Das wirtschaftliche Modell für die Existenz eines solchen Netzwerks ist nicht von grundlegender Bedeutung. Daher nehmen wir als Ausgangsbasis ein Schema, das dem in Kryptowährungsnetzwerken verwendeten ähnelt – die Ressourcennutzer senden Token an die Anbieter, die die Render-Arbeiten ausführen. Viel interessanter ist es zu verstehen, welche Eigenschaften das Framework haben sollte. Dafür betrachten wir das Hauptszenario der Interaktion zwischen den Teilnehmern des Netzwerks.
Im Netzwerk gibt es drei Interaktionsparteien: den Ressourcenanbieter, den Aufgabenanbieter und den Netzwerkbetreiber (auch als Steuerzentrum, Netzwerk usw. im Text bezeichnet).

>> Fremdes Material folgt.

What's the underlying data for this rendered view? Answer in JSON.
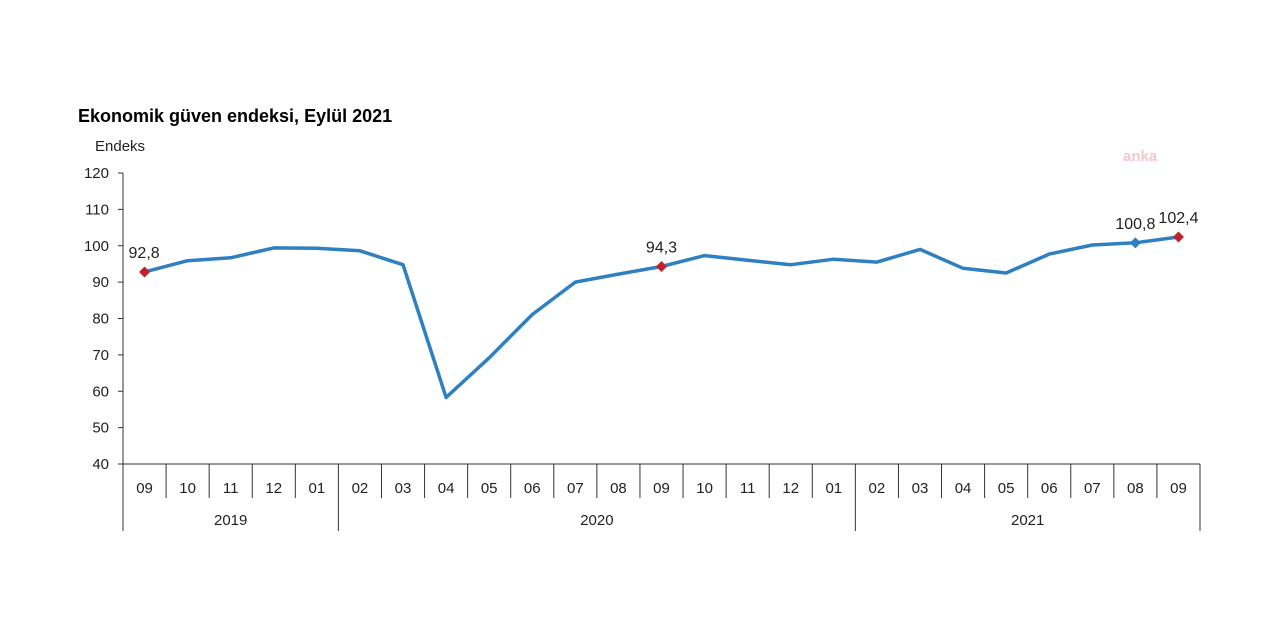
{
  "watermark": "anka",
  "colors": {
    "line": "#2f80c0",
    "highlight": "#c0222b",
    "axis": "#333333"
  },
  "chart_data": {
    "type": "line",
    "title": "Ekonomik güven endeksi, Eylül 2021",
    "ylabel": "Endeks",
    "ylim": [
      40,
      120
    ],
    "yticks": [
      40,
      50,
      60,
      70,
      80,
      90,
      100,
      110,
      120
    ],
    "categories": [
      "09",
      "10",
      "11",
      "12",
      "01",
      "02",
      "03",
      "04",
      "05",
      "06",
      "07",
      "08",
      "09",
      "10",
      "11",
      "12",
      "01",
      "02",
      "03",
      "04",
      "05",
      "06",
      "07",
      "08",
      "09"
    ],
    "years": [
      {
        "label": "2019",
        "start": 0,
        "end": 4
      },
      {
        "label": "2020",
        "start": 5,
        "end": 16
      },
      {
        "label": "2021",
        "start": 17,
        "end": 24
      }
    ],
    "series": [
      {
        "values": [
          92.8,
          95.9,
          96.7,
          99.4,
          99.3,
          98.6,
          94.8,
          58.3,
          69.2,
          81.1,
          90.0,
          92.2,
          94.3,
          97.3,
          96.0,
          94.8,
          96.3,
          95.5,
          99.0,
          93.8,
          92.5,
          97.7,
          100.2,
          100.8,
          102.4
        ]
      }
    ],
    "annotations": [
      {
        "index": 0,
        "text": "92,8",
        "color": "red"
      },
      {
        "index": 12,
        "text": "94,3",
        "color": "red"
      },
      {
        "index": 23,
        "text": "100,8",
        "color": "blue"
      },
      {
        "index": 24,
        "text": "102,4",
        "color": "red"
      }
    ],
    "grid": false,
    "legend": "none"
  }
}
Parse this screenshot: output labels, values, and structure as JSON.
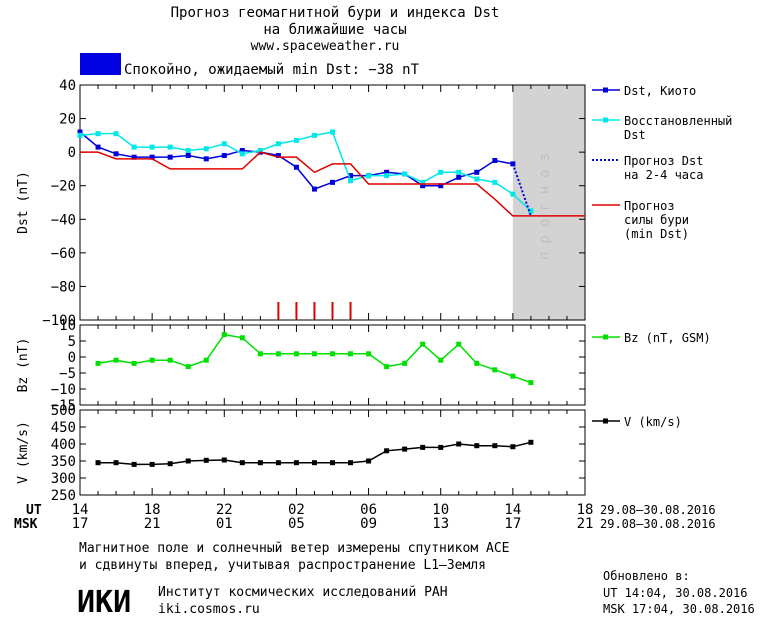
{
  "header": {
    "title_line1": "Прогноз геомагнитной бури и индекса Dst",
    "title_line2": "на ближайшие часы",
    "website": "www.spaceweather.ru",
    "status_text": "Спокойно, ожидаемый min Dst: −38 nT",
    "status_color": "#0000e0"
  },
  "chart_data": [
    {
      "type": "line",
      "name": "dst-panel",
      "ylabel": "Dst (nT)",
      "ylim": [
        -100,
        40
      ],
      "yticks": [
        "40",
        "20",
        "0",
        "−20",
        "−40",
        "−60",
        "−80",
        "−100"
      ],
      "ytick_values": [
        40,
        20,
        0,
        -20,
        -40,
        -60,
        -80,
        -100
      ],
      "xlim": [
        14,
        42
      ],
      "forecast_region": {
        "x_from": 38.0,
        "x_to": 42,
        "label": "прогноз",
        "color": "#d3d3d3"
      },
      "series": [
        {
          "name": "Dst, Киото",
          "color": "#0000dd",
          "x": [
            14,
            15,
            16,
            17,
            18,
            19,
            20,
            21,
            22,
            23,
            24,
            25,
            26,
            27,
            28,
            29,
            30,
            31,
            32,
            33,
            34,
            35,
            36,
            37,
            38
          ],
          "y": [
            12,
            3,
            -1,
            -3,
            -3,
            -3,
            -2,
            -4,
            -2,
            1,
            0,
            -2,
            -9,
            -22,
            -18,
            -14,
            -14,
            -12,
            -13,
            -20,
            -20,
            -15,
            -12,
            -5,
            -7
          ]
        },
        {
          "name": "Восстановленный Dst",
          "color": "#00e8e8",
          "x": [
            14,
            15,
            16,
            17,
            18,
            19,
            20,
            21,
            22,
            23,
            24,
            25,
            26,
            27,
            28,
            29,
            30,
            31,
            32,
            33,
            34,
            35,
            36,
            37,
            38,
            39
          ],
          "y": [
            10,
            11,
            11,
            3,
            3,
            3,
            1,
            2,
            5,
            -1,
            1,
            5,
            7,
            10,
            12,
            -17,
            -14,
            -14,
            -13,
            -18,
            -12,
            -12,
            -16,
            -18,
            -25,
            -35
          ]
        },
        {
          "name": "Прогноз Dst на 2-4 часа",
          "color": "#0000dd",
          "dash": true,
          "x": [
            38,
            39
          ],
          "y": [
            -7,
            -38
          ]
        },
        {
          "name": "Прогноз силы бури (min Dst)",
          "color": "#e00000",
          "x": [
            14,
            15,
            16,
            17,
            18,
            19,
            20,
            21,
            22,
            23,
            24,
            25,
            26,
            27,
            28,
            29,
            30,
            31,
            32,
            33,
            34,
            35,
            36,
            37,
            38,
            40,
            42
          ],
          "y": [
            0,
            0,
            -4,
            -4,
            -4,
            -10,
            -10,
            -10,
            -10,
            -10,
            0,
            -3,
            -3,
            -12,
            -7,
            -7,
            -19,
            -19,
            -19,
            -19,
            -19,
            -19,
            -19,
            -28,
            -38,
            -38,
            -38
          ]
        }
      ],
      "legend": {
        "placement": "right",
        "entries": [
          {
            "line1": "Dst, Киото",
            "line2": "",
            "line3": ""
          },
          {
            "line1": "Восстановленный",
            "line2": "Dst",
            "line3": ""
          },
          {
            "line1": "Прогноз Dst",
            "line2": "на 2-4 часа",
            "line3": ""
          },
          {
            "line1": "Прогноз",
            "line2": "силы бури",
            "line3": "(min Dst)"
          }
        ]
      },
      "markers": {
        "color": "#e00000",
        "x": [
          25,
          26,
          27,
          28,
          29
        ]
      }
    },
    {
      "type": "line",
      "name": "bz-panel",
      "ylabel": "Bz (nT)",
      "ylim": [
        -15,
        10
      ],
      "yticks": [
        "10",
        "5",
        "0",
        "−5",
        "−10",
        "−15"
      ],
      "ytick_values": [
        10,
        5,
        0,
        -5,
        -10,
        -15
      ],
      "xlim": [
        14,
        42
      ],
      "series": [
        {
          "name": "Bz (nT, GSM)",
          "color": "#00e000",
          "x": [
            15,
            16,
            17,
            18,
            19,
            20,
            21,
            22,
            23,
            24,
            25,
            26,
            27,
            28,
            29,
            30,
            31,
            32,
            33,
            34,
            35,
            36,
            37,
            38,
            39
          ],
          "y": [
            -2,
            -1,
            -2,
            -1,
            -1,
            -3,
            -1,
            7,
            6,
            1,
            1,
            1,
            1,
            1,
            1,
            1,
            -3,
            -2,
            4,
            -1,
            4,
            -2,
            -4,
            -6,
            -8
          ]
        }
      ],
      "legend": {
        "placement": "right",
        "entries": [
          {
            "line1": "Bz (nT, GSM)"
          }
        ]
      }
    },
    {
      "type": "line",
      "name": "v-panel",
      "ylabel": "V (km/s)",
      "ylim": [
        250,
        500
      ],
      "yticks": [
        "500",
        "450",
        "400",
        "350",
        "300",
        "250"
      ],
      "ytick_values": [
        500,
        450,
        400,
        350,
        300,
        250
      ],
      "xlim": [
        14,
        42
      ],
      "series": [
        {
          "name": "V (km/s)",
          "color": "#000000",
          "x": [
            15,
            16,
            17,
            18,
            19,
            20,
            21,
            22,
            23,
            24,
            25,
            26,
            27,
            28,
            29,
            30,
            31,
            32,
            33,
            34,
            35,
            36,
            37,
            38,
            39
          ],
          "y": [
            345,
            345,
            340,
            340,
            342,
            350,
            352,
            353,
            345,
            345,
            345,
            345,
            345,
            345,
            345,
            350,
            380,
            385,
            390,
            390,
            400,
            395,
            395,
            392,
            405
          ]
        }
      ],
      "legend": {
        "placement": "right",
        "entries": [
          {
            "line1": "V (km/s)"
          }
        ]
      }
    }
  ],
  "time_axis": {
    "ut_label": "UT",
    "msk_label": "MSK",
    "ut_ticks": [
      "14",
      "18",
      "22",
      "02",
      "06",
      "10",
      "14",
      "18"
    ],
    "msk_ticks": [
      "17",
      "21",
      "01",
      "05",
      "09",
      "13",
      "17",
      "21"
    ],
    "tick_values": [
      14,
      18,
      22,
      26,
      30,
      34,
      38,
      42
    ],
    "date_range_ut": "29.08–30.08.2016",
    "date_range_msk": "29.08–30.08.2016"
  },
  "footer": {
    "note_line1": "Магнитное поле и солнечный ветер измерены спутником ACE",
    "note_line2": "и сдвинуты вперед, учитывая распространение L1–Земля",
    "logo_text": "ИКИ",
    "institute": "Институт космических исследований РАН",
    "institute_url": "iki.cosmos.ru",
    "updated_label": "Обновлено в:",
    "updated_ut": "UT  14:04, 30.08.2016",
    "updated_msk": "MSK 17:04, 30.08.2016"
  }
}
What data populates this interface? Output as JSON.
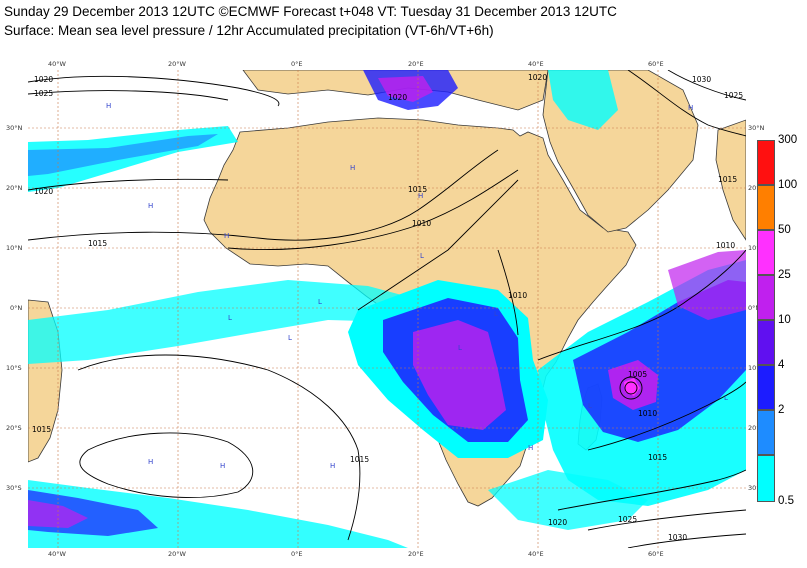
{
  "header": {
    "line1": "Sunday 29 December 2013 12UTC ©ECMWF Forecast t+048 VT: Tuesday 31 December 2013 12UTC",
    "line2": "Surface: Mean sea level pressure / 12hr Accumulated precipitation (VT-6h/VT+6h)"
  },
  "map": {
    "lon_labels": [
      "40°W",
      "20°W",
      "0°E",
      "20°E",
      "40°E",
      "60°E"
    ],
    "lat_labels": [
      "30°N",
      "20°N",
      "10°N",
      "0°N",
      "10°S",
      "20°S",
      "30°S"
    ],
    "right_lat_labels": [
      "30°N",
      "20°N",
      "10°N",
      "0°N",
      "10°S",
      "20°S",
      "30°S"
    ],
    "contour_labels": [
      "1020",
      "1025",
      "1020",
      "1015",
      "1015",
      "1010",
      "1010",
      "1005",
      "1010",
      "1010",
      "1015",
      "1015",
      "1015",
      "1020",
      "1025",
      "1030",
      "1030",
      "1025",
      "1015",
      "1020",
      "1020"
    ],
    "pressure_centers": [
      "H",
      "H",
      "H",
      "H",
      "H",
      "H",
      "L",
      "L",
      "L",
      "L",
      "L",
      "H",
      "H",
      "H",
      "H",
      "L",
      "L",
      "L",
      "L"
    ],
    "colors": {
      "land": "#f5d69a",
      "ocean": "#ffffff",
      "border": "#3a3a3a",
      "grid": "#c8784a"
    }
  },
  "legend": {
    "items": [
      {
        "label": "300",
        "color": "#ff1010"
      },
      {
        "label": "100",
        "color": "#ff7f00"
      },
      {
        "label": "50",
        "color": "#ff30ff"
      },
      {
        "label": "25",
        "color": "#c020ee"
      },
      {
        "label": "10",
        "color": "#6010f0"
      },
      {
        "label": "4",
        "color": "#1c1cff"
      },
      {
        "label": "2",
        "color": "#1e8cff"
      },
      {
        "label": "0.5",
        "color": "#00ffff"
      }
    ]
  }
}
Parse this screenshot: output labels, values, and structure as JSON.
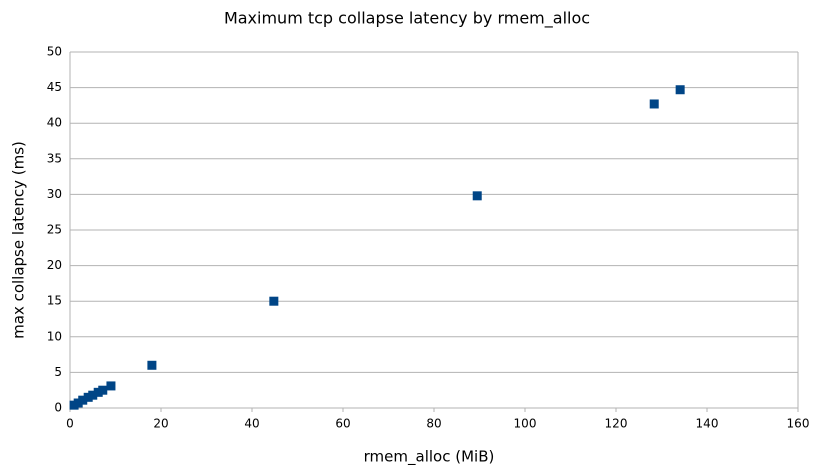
{
  "chart_data": {
    "type": "scatter",
    "title": "Maximum tcp collapse latency by rmem_alloc",
    "x_label": "rmem_alloc (MiB)",
    "y_label": "max collapse latency (ms)",
    "series": [
      {
        "color": "#004586",
        "x": [
          0.9,
          1.8,
          2.8,
          4.0,
          5.0,
          6.2,
          7.2,
          9.0,
          18.0,
          44.8,
          89.5,
          128.4,
          134.1
        ],
        "values": [
          0.4,
          0.7,
          1.1,
          1.5,
          1.8,
          2.2,
          2.5,
          3.1,
          6.0,
          15.0,
          29.8,
          42.7,
          44.7
        ]
      }
    ],
    "xlim": [
      0,
      160
    ],
    "xticks": [
      0,
      20,
      40,
      60,
      80,
      100,
      120,
      140,
      160
    ],
    "ylim": [
      0,
      50
    ],
    "yticks": [
      0,
      5,
      10,
      15,
      20,
      25,
      30,
      35,
      40,
      45,
      50
    ],
    "grid": true
  }
}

Der Netzwerkbetreiber stellt dem Ressourcenanbieter eine Client-Anwendung oder ein Betriebssystem-Image mit einer kompletten Software-Sammlung zur Verfügung, die er auf die Maschine installieren kann, deren Ressourcen er bereitstellen möchte. Über ein webbasiertes Benutzer-Dashboard hat er die Möglichkeit, Zugriffsparameter für die Ressource festzulegen und seine Serverlandschaft aus der Ferne zu verwalten: Hardwareparameter zu überwachen, Remote-Konfigurationen durchzuführen und Neustarts auszulösen.
Das Netzwerkmanagementsystem analysiert beim Anschluss eines neuen Knotens die Hardware und die festgelegten Zugriffsparameter, bewertet diese und ordnet ihm eine bestimmte Einstufung zu, um sie in das Ressourcenregister aufzunehmen. Zur Risikoverwaltung werden in der Folge die Aktivitätsparameter des Knotens analysiert und die Einstufung des Knotens angepasst, um die Stabilität des Netzbetriebs zu gewährleisten. Niemand möchte schließlich, dass seine Aufgaben auf leistungsstarken, aber oft überhitzten Grafikkarten gerendert werden.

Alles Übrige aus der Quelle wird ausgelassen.